Eine gerichtliche Klage auf einen Kita-Platz hat Aussicht auf Erfolg, wenn es in der Gemeinde nachweislich freie Kita-Plätze gibt. Sind jedoch alle verfügbaren Kita-Plätze schon belegt, wird das Verwaltungsgericht die Klage abweisen. Schließlich kann auch das Gericht keinen Kindergartenplatz schaffen. Hier bleibt Eltern dann nur die Möäglichkeit, sich selbst um eine private Kinderbetreuung zu kümmern - und dann die Gemende auf Kostenerstattung zu verklagen. Welche Chancen auf Erfolg eine Klage im konkreten Fall hat, kann ein Rechtsanwalt am besten beurteilen.
Die Gerichte urteilen dazu etwas unterschiedlich. So hat das Verwaltungsgericht Aachen entschieden: Eltern - oder eigentlich deren Kinder - haben Anspruch auf eine Betreuungszeit von 20 Stunden pro Woche in der Kita. Je nach der beruflichen Situation der Eltern kann dieser Anspruch sich auch erhöhen auf eine Betreuungszeit vom bis zu 45 Stunden (Az. 8 L 700/18). Das Oberverwaltungsgericht Lüneburg räumt dreijährigen Kindern einen Anspruch auf Betreuung im Kindergarten von montags bis freitags für sechs Stunden pro Tag ein (Az. 10 ME 170/21). Nach dem Verwaltungsgericht Stuttgart hat ein zweijähriges Kind jedoch keinen Anspruch auf täglich acht Stunden Betreuung in der Kita.
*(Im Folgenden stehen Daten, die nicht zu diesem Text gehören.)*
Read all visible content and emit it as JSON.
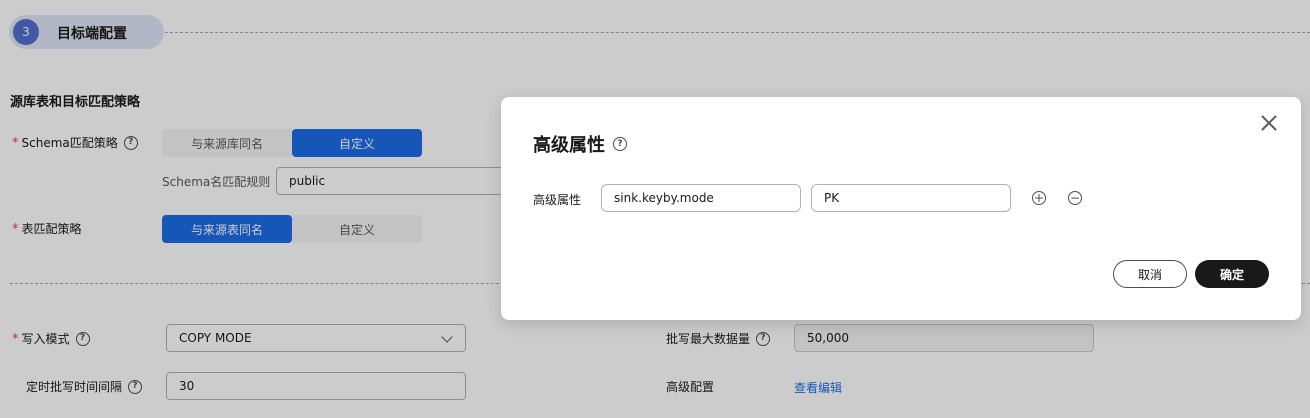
{
  "step": {
    "number": "3",
    "title": "目标端配置"
  },
  "section": {
    "title": "源库表和目标匹配策略"
  },
  "schema_strategy": {
    "required_mark": "*",
    "label": "Schema匹配策略",
    "options": [
      "与来源库同名",
      "自定义"
    ],
    "selected": "自定义",
    "rule_label": "Schema名匹配规则",
    "rule_value": "public"
  },
  "table_strategy": {
    "required_mark": "*",
    "label": "表匹配策略",
    "options": [
      "与来源表同名",
      "自定义"
    ],
    "selected": "与来源表同名"
  },
  "write_mode": {
    "required_mark": "*",
    "label": "写入模式",
    "value": "COPY MODE"
  },
  "batch_interval": {
    "label": "定时批写时间间隔",
    "value": "30"
  },
  "batch_max": {
    "label": "批写最大数据量",
    "value": "50,000"
  },
  "advanced_config": {
    "label": "高级配置",
    "link": "查看编辑"
  },
  "help_glyph": "?",
  "dialog": {
    "title": "高级属性",
    "property_label": "高级属性",
    "key_value": "sink.keyby.mode",
    "value_value": "PK",
    "add_glyph": "+",
    "remove_glyph": "−",
    "cancel_label": "取消",
    "ok_label": "确定"
  },
  "colors": {
    "primary": "#1d6ce8",
    "step_badge": "#526ecc",
    "required": "#e54545",
    "dark_button": "#191919"
  }
}
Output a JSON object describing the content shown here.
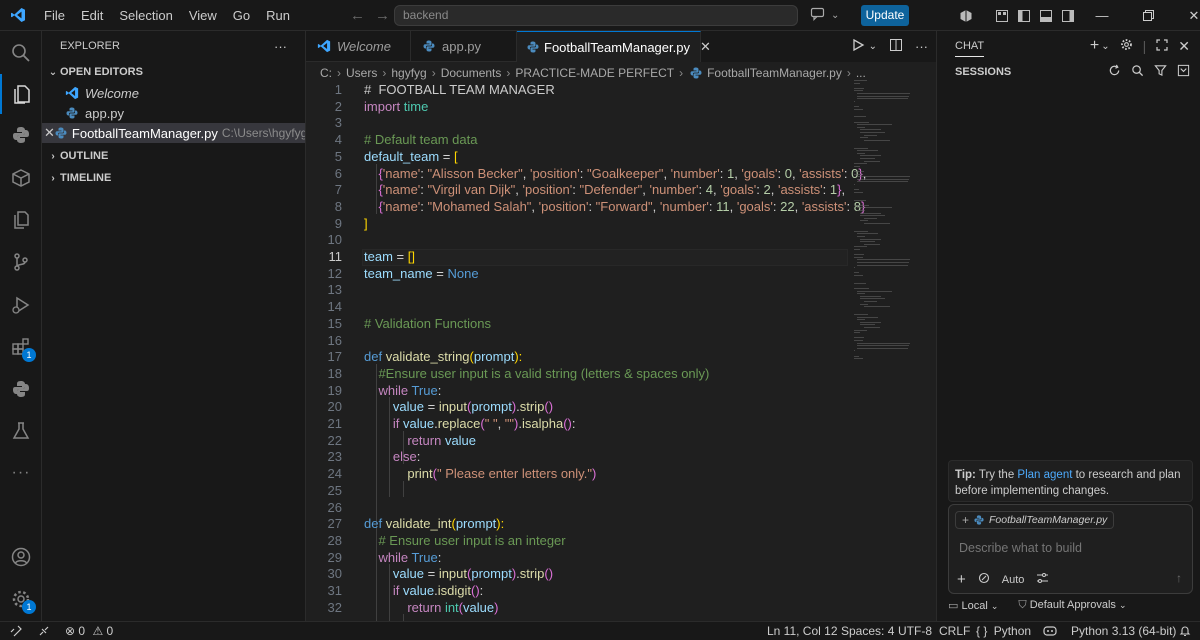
{
  "titlebar": {
    "menu": [
      "File",
      "Edit",
      "Selection",
      "View",
      "Go",
      "Run"
    ],
    "search": "backend",
    "update_label": "Update"
  },
  "activity": {
    "extensions_badge": "1",
    "accounts_badge": "1"
  },
  "sidebar": {
    "title": "EXPLORER",
    "more": "···",
    "open_editors_label": "OPEN EDITORS",
    "open_editors": [
      {
        "name": "Welcome",
        "kind": "vscode"
      },
      {
        "name": "app.py",
        "kind": "python"
      },
      {
        "name": "FootballTeamManager.py",
        "kind": "python",
        "path": "C:\\Users\\hgyfyg\\..."
      }
    ],
    "outline_label": "OUTLINE",
    "timeline_label": "TIMELINE"
  },
  "editor": {
    "tabs": [
      {
        "label": "Welcome",
        "kind": "vscode"
      },
      {
        "label": "app.py",
        "kind": "python"
      },
      {
        "label": "FootballTeamManager.py",
        "kind": "python",
        "active": true
      }
    ],
    "breadcrumb": [
      "C:",
      "Users",
      "hgyfyg",
      "Documents",
      "PRACTICE-MADE PERFECT",
      "FootballTeamManager.py",
      "..."
    ],
    "current_line": 11,
    "lines": [
      [
        [
          "#  FOOTBALL TEAM MANAGER",
          "#cccccc"
        ]
      ],
      [
        [
          "import",
          "#c586c0"
        ],
        [
          " time",
          "#4ec9b0"
        ]
      ],
      [],
      [
        [
          "# Default team data",
          "#6a9955"
        ]
      ],
      [
        [
          "default_team",
          "#9cdcfe"
        ],
        [
          " = ",
          "#d4d4d4"
        ],
        [
          "[",
          "#ffd700"
        ]
      ],
      [
        [
          "    ",
          ""
        ],
        [
          "{",
          "#da70d6"
        ],
        [
          "'name'",
          "#ce9178"
        ],
        [
          ": ",
          "#d4d4d4"
        ],
        [
          "\"Alisson Becker\"",
          "#ce9178"
        ],
        [
          ", ",
          "#d4d4d4"
        ],
        [
          "'position'",
          "#ce9178"
        ],
        [
          ": ",
          "#d4d4d4"
        ],
        [
          "\"Goalkeeper\"",
          "#ce9178"
        ],
        [
          ", ",
          "#d4d4d4"
        ],
        [
          "'number'",
          "#ce9178"
        ],
        [
          ": ",
          "#d4d4d4"
        ],
        [
          "1",
          "#b5cea8"
        ],
        [
          ", ",
          "#d4d4d4"
        ],
        [
          "'goals'",
          "#ce9178"
        ],
        [
          ": ",
          "#d4d4d4"
        ],
        [
          "0",
          "#b5cea8"
        ],
        [
          ", ",
          "#d4d4d4"
        ],
        [
          "'assists'",
          "#ce9178"
        ],
        [
          ": ",
          "#d4d4d4"
        ],
        [
          "0",
          "#b5cea8"
        ],
        [
          "}",
          "#da70d6"
        ],
        [
          ",",
          "#d4d4d4"
        ]
      ],
      [
        [
          "    ",
          ""
        ],
        [
          "{",
          "#da70d6"
        ],
        [
          "'name'",
          "#ce9178"
        ],
        [
          ": ",
          "#d4d4d4"
        ],
        [
          "\"Virgil van Dijk\"",
          "#ce9178"
        ],
        [
          ", ",
          "#d4d4d4"
        ],
        [
          "'position'",
          "#ce9178"
        ],
        [
          ": ",
          "#d4d4d4"
        ],
        [
          "\"Defender\"",
          "#ce9178"
        ],
        [
          ", ",
          "#d4d4d4"
        ],
        [
          "'number'",
          "#ce9178"
        ],
        [
          ": ",
          "#d4d4d4"
        ],
        [
          "4",
          "#b5cea8"
        ],
        [
          ", ",
          "#d4d4d4"
        ],
        [
          "'goals'",
          "#ce9178"
        ],
        [
          ": ",
          "#d4d4d4"
        ],
        [
          "2",
          "#b5cea8"
        ],
        [
          ", ",
          "#d4d4d4"
        ],
        [
          "'assists'",
          "#ce9178"
        ],
        [
          ": ",
          "#d4d4d4"
        ],
        [
          "1",
          "#b5cea8"
        ],
        [
          "}",
          "#da70d6"
        ],
        [
          ",",
          "#d4d4d4"
        ]
      ],
      [
        [
          "    ",
          ""
        ],
        [
          "{",
          "#da70d6"
        ],
        [
          "'name'",
          "#ce9178"
        ],
        [
          ": ",
          "#d4d4d4"
        ],
        [
          "\"Mohamed Salah\"",
          "#ce9178"
        ],
        [
          ", ",
          "#d4d4d4"
        ],
        [
          "'position'",
          "#ce9178"
        ],
        [
          ": ",
          "#d4d4d4"
        ],
        [
          "\"Forward\"",
          "#ce9178"
        ],
        [
          ", ",
          "#d4d4d4"
        ],
        [
          "'number'",
          "#ce9178"
        ],
        [
          ": ",
          "#d4d4d4"
        ],
        [
          "11",
          "#b5cea8"
        ],
        [
          ", ",
          "#d4d4d4"
        ],
        [
          "'goals'",
          "#ce9178"
        ],
        [
          ": ",
          "#d4d4d4"
        ],
        [
          "22",
          "#b5cea8"
        ],
        [
          ", ",
          "#d4d4d4"
        ],
        [
          "'assists'",
          "#ce9178"
        ],
        [
          ": ",
          "#d4d4d4"
        ],
        [
          "8",
          "#b5cea8"
        ],
        [
          "}",
          "#da70d6"
        ]
      ],
      [
        [
          "]",
          "#ffd700"
        ]
      ],
      [],
      [
        [
          "team",
          "#9cdcfe"
        ],
        [
          " = ",
          "#d4d4d4"
        ],
        [
          "[]",
          "#ffd700"
        ]
      ],
      [
        [
          "team_name",
          "#9cdcfe"
        ],
        [
          " = ",
          "#d4d4d4"
        ],
        [
          "None",
          "#569cd6"
        ]
      ],
      [],
      [],
      [
        [
          "# Validation Functions",
          "#6a9955"
        ]
      ],
      [],
      [
        [
          "def",
          "#569cd6"
        ],
        [
          " ",
          ""
        ],
        [
          "validate_string",
          "#dcdcaa"
        ],
        [
          "(",
          "#ffd700"
        ],
        [
          "prompt",
          "#9cdcfe"
        ],
        [
          "):",
          "#ffd700"
        ]
      ],
      [
        [
          "    ",
          ""
        ],
        [
          "#Ensure user input is a valid string (letters & spaces only)",
          "#6a9955"
        ]
      ],
      [
        [
          "    ",
          ""
        ],
        [
          "while",
          "#c586c0"
        ],
        [
          " ",
          ""
        ],
        [
          "True",
          "#569cd6"
        ],
        [
          ":",
          "#d4d4d4"
        ]
      ],
      [
        [
          "        ",
          ""
        ],
        [
          "value",
          "#9cdcfe"
        ],
        [
          " = ",
          "#d4d4d4"
        ],
        [
          "input",
          "#dcdcaa"
        ],
        [
          "(",
          "#da70d6"
        ],
        [
          "prompt",
          "#9cdcfe"
        ],
        [
          ")",
          "#da70d6"
        ],
        [
          ".",
          "#d4d4d4"
        ],
        [
          "strip",
          "#dcdcaa"
        ],
        [
          "()",
          "#da70d6"
        ]
      ],
      [
        [
          "        ",
          ""
        ],
        [
          "if",
          "#c586c0"
        ],
        [
          " ",
          ""
        ],
        [
          "value",
          "#9cdcfe"
        ],
        [
          ".",
          "#d4d4d4"
        ],
        [
          "replace",
          "#dcdcaa"
        ],
        [
          "(",
          "#da70d6"
        ],
        [
          "\" \"",
          "#ce9178"
        ],
        [
          ", ",
          "#d4d4d4"
        ],
        [
          "\"\"",
          "#ce9178"
        ],
        [
          ")",
          "#da70d6"
        ],
        [
          ".",
          "#d4d4d4"
        ],
        [
          "isalpha",
          "#dcdcaa"
        ],
        [
          "()",
          "#da70d6"
        ],
        [
          ":",
          "#d4d4d4"
        ]
      ],
      [
        [
          "            ",
          ""
        ],
        [
          "return",
          "#c586c0"
        ],
        [
          " ",
          ""
        ],
        [
          "value",
          "#9cdcfe"
        ]
      ],
      [
        [
          "        ",
          ""
        ],
        [
          "else",
          "#c586c0"
        ],
        [
          ":",
          "#d4d4d4"
        ]
      ],
      [
        [
          "            ",
          ""
        ],
        [
          "print",
          "#dcdcaa"
        ],
        [
          "(",
          "#da70d6"
        ],
        [
          "\" Please enter letters only.\"",
          "#ce9178"
        ],
        [
          ")",
          "#da70d6"
        ]
      ],
      [],
      [],
      [
        [
          "def",
          "#569cd6"
        ],
        [
          " ",
          ""
        ],
        [
          "validate_int",
          "#dcdcaa"
        ],
        [
          "(",
          "#ffd700"
        ],
        [
          "prompt",
          "#9cdcfe"
        ],
        [
          "):",
          "#ffd700"
        ]
      ],
      [
        [
          "    ",
          ""
        ],
        [
          "# Ensure user input is an integer",
          "#6a9955"
        ]
      ],
      [
        [
          "    ",
          ""
        ],
        [
          "while",
          "#c586c0"
        ],
        [
          " ",
          ""
        ],
        [
          "True",
          "#569cd6"
        ],
        [
          ":",
          "#d4d4d4"
        ]
      ],
      [
        [
          "        ",
          ""
        ],
        [
          "value",
          "#9cdcfe"
        ],
        [
          " = ",
          "#d4d4d4"
        ],
        [
          "input",
          "#dcdcaa"
        ],
        [
          "(",
          "#da70d6"
        ],
        [
          "prompt",
          "#9cdcfe"
        ],
        [
          ")",
          "#da70d6"
        ],
        [
          ".",
          "#d4d4d4"
        ],
        [
          "strip",
          "#dcdcaa"
        ],
        [
          "()",
          "#da70d6"
        ]
      ],
      [
        [
          "        ",
          ""
        ],
        [
          "if",
          "#c586c0"
        ],
        [
          " ",
          ""
        ],
        [
          "value",
          "#9cdcfe"
        ],
        [
          ".",
          "#d4d4d4"
        ],
        [
          "isdigit",
          "#dcdcaa"
        ],
        [
          "()",
          "#da70d6"
        ],
        [
          ":",
          "#d4d4d4"
        ]
      ],
      [
        [
          "            ",
          ""
        ],
        [
          "return",
          "#c586c0"
        ],
        [
          " ",
          ""
        ],
        [
          "int",
          "#4ec9b0"
        ],
        [
          "(",
          "#da70d6"
        ],
        [
          "value",
          "#9cdcfe"
        ],
        [
          ")",
          "#da70d6"
        ]
      ]
    ]
  },
  "chat": {
    "title": "CHAT",
    "sessions_label": "SESSIONS",
    "tip_prefix": "Tip:",
    "tip_text_1": " Try the ",
    "tip_link": "Plan agent",
    "tip_text_2": " to research and plan before implementing changes.",
    "attachment": "FootballTeamManager.py",
    "input_placeholder": "Describe what to build",
    "mode_label": "Auto",
    "location_label": "Local",
    "approvals_label": "Default Approvals"
  },
  "statusbar": {
    "errors": "0",
    "warnings": "0",
    "position": "Ln 11, Col 12",
    "spaces": "Spaces: 4",
    "encoding": "UTF-8",
    "eol": "CRLF",
    "language": "Python",
    "interpreter": "Python 3.13 (64-bit)"
  }
}
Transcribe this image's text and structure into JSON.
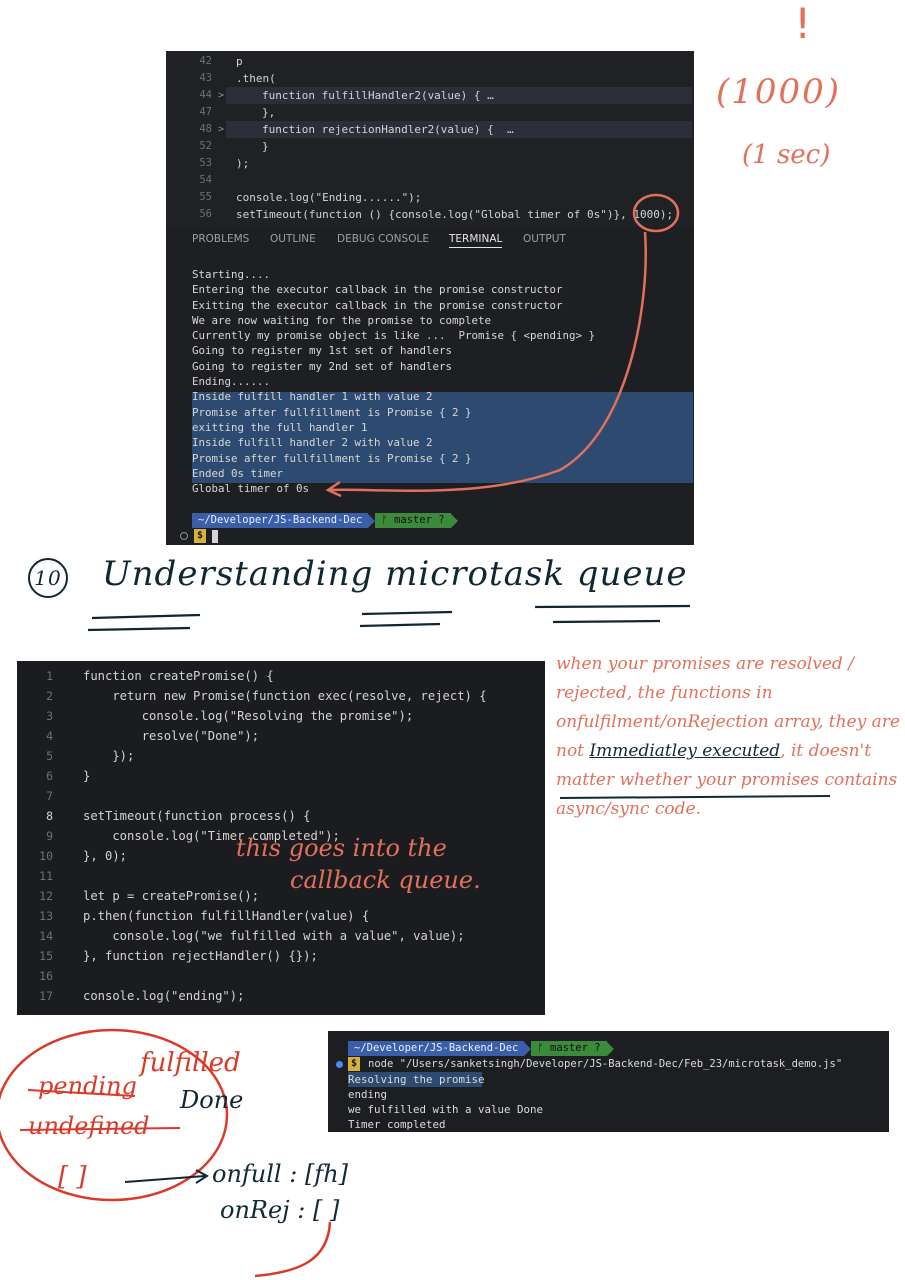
{
  "panel1": {
    "code_lines": [
      {
        "num": "42",
        "text": "p"
      },
      {
        "num": "43",
        "text": ".then("
      },
      {
        "num": "44",
        "fold": ">",
        "text": "function fulfillHandler2(value) { …"
      },
      {
        "num": "47",
        "text": "},"
      },
      {
        "num": "48",
        "fold": ">",
        "text": "function rejectionHandler2(value) {  …"
      },
      {
        "num": "52",
        "text": "}"
      },
      {
        "num": "53",
        "text": ");"
      },
      {
        "num": "54",
        "text": ""
      },
      {
        "num": "55",
        "text": "console.log(\"Ending......\");"
      },
      {
        "num": "56",
        "text": "setTimeout(function () {console.log(\"Global timer of 0s\")}, 1000);"
      }
    ],
    "tabs": [
      "PROBLEMS",
      "OUTLINE",
      "DEBUG CONSOLE",
      "TERMINAL",
      "OUTPUT"
    ],
    "active_tab": "TERMINAL",
    "terminal_lines": [
      "Starting....",
      "Entering the executor callback in the promise constructor",
      "Exitting the executor callback in the promise constructor",
      "We are now waiting for the promise to complete",
      "Currently my promise object is like ...  Promise { <pending> }",
      "Going to register my 1st set of handlers",
      "Going to register my 2nd set of handlers",
      "Ending......",
      "Inside fulfill handler 1 with value 2",
      "Promise after fullfillment is Promise { 2 }",
      "exitting the full handler 1",
      "Inside fulfill handler 2 with value 2",
      "Promise after fullfillment is Promise { 2 }",
      "Ended 0s timer",
      "Global timer of 0s"
    ],
    "prompt_path": "~/Developer/JS-Backend-Dec",
    "prompt_branch": "ᚠ master ?",
    "prompt_symbol": "$"
  },
  "annotations": {
    "exclaim": "!",
    "ms_value": "(1000)",
    "sec_value": "(1 sec)",
    "section_number": "10",
    "section_title": "Understanding microtask queue",
    "callback_note_1": "this goes into the",
    "callback_note_2": "callback queue.",
    "side_note_part1": "when your promises are resolved / rejected, the functions in onfulfilment/onRejection array, they are not",
    "side_note_underlined": "Immediatley executed",
    "side_note_part2": ", it doesn't matter whether your promises contains async/sync code.",
    "state_fulfilled": "fulfilled",
    "state_pending": "pending",
    "state_done": "Done",
    "state_undefined": "undefined",
    "state_array": "[ ]",
    "onfull_label": "onfull : [fh]",
    "onrej_label": "onRej : [ ]"
  },
  "panel2": {
    "code_lines": [
      {
        "num": "1",
        "text": "function createPromise() {"
      },
      {
        "num": "2",
        "text": "    return new Promise(function exec(resolve, reject) {"
      },
      {
        "num": "3",
        "text": "        console.log(\"Resolving the promise\");"
      },
      {
        "num": "4",
        "text": "        resolve(\"Done\");"
      },
      {
        "num": "5",
        "text": "    });"
      },
      {
        "num": "6",
        "text": "}"
      },
      {
        "num": "7",
        "text": ""
      },
      {
        "num": "8",
        "text": "setTimeout(function process() {"
      },
      {
        "num": "9",
        "text": "    console.log(\"Timer completed\");"
      },
      {
        "num": "10",
        "text": "}, 0);"
      },
      {
        "num": "11",
        "text": ""
      },
      {
        "num": "12",
        "text": "let p = createPromise();"
      },
      {
        "num": "13",
        "text": "p.then(function fulfillHandler(value) {"
      },
      {
        "num": "14",
        "text": "    console.log(\"we fulfilled with a value\", value);"
      },
      {
        "num": "15",
        "text": "}, function rejectHandler() {});"
      },
      {
        "num": "16",
        "text": ""
      },
      {
        "num": "17",
        "text": "console.log(\"ending\");"
      }
    ]
  },
  "panel3": {
    "prompt_path": "~/Developer/JS-Backend-Dec",
    "prompt_branch": "ᚠ master ?",
    "prompt_symbol": "$",
    "command": "node \"/Users/sanketsingh/Developer/JS-Backend-Dec/Feb_23/microtask_demo.js\"",
    "output": [
      "Resolving the promise",
      "ending",
      "we fulfilled with a value Done",
      "Timer completed"
    ]
  },
  "colors": {
    "annotation_orange": "#e2705a",
    "annotation_dark": "#0f2733",
    "terminal_selection": "#2d4a70",
    "prompt_blue": "#3a5fa8",
    "prompt_green": "#3c8b3c"
  }
}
Rein persönliche Interessen der Eltern seien kein Grund, die Betreuungszeit zu erhöhen (Az. 7 K 2688/13).
Mehrere Gerichte haben Eltern bereits einen Anspruch auf Kostenerstattung für einen selbst beschafften Kinderbetreuungsplatz zugestanden. Dies waren zum Beispiel das Verwaltungsgericht Mainz (Urteil vom 10.5.2012, Az. 1 K 981/11) und das Oberverwaltungsgericht Rheinland-Pfalz (Urteil vom 25.10.2012, Az. 7 A 10671/12). Im zweiten Fall hat auch das Bundesverwaltungsgericht das Urteil bestätigt. Die Eltern hatten ihre zweijährige Tochter in einer privaten Kinderkrippe untergebracht, da die Gemeinde keinen freien Kita-Platz hatte.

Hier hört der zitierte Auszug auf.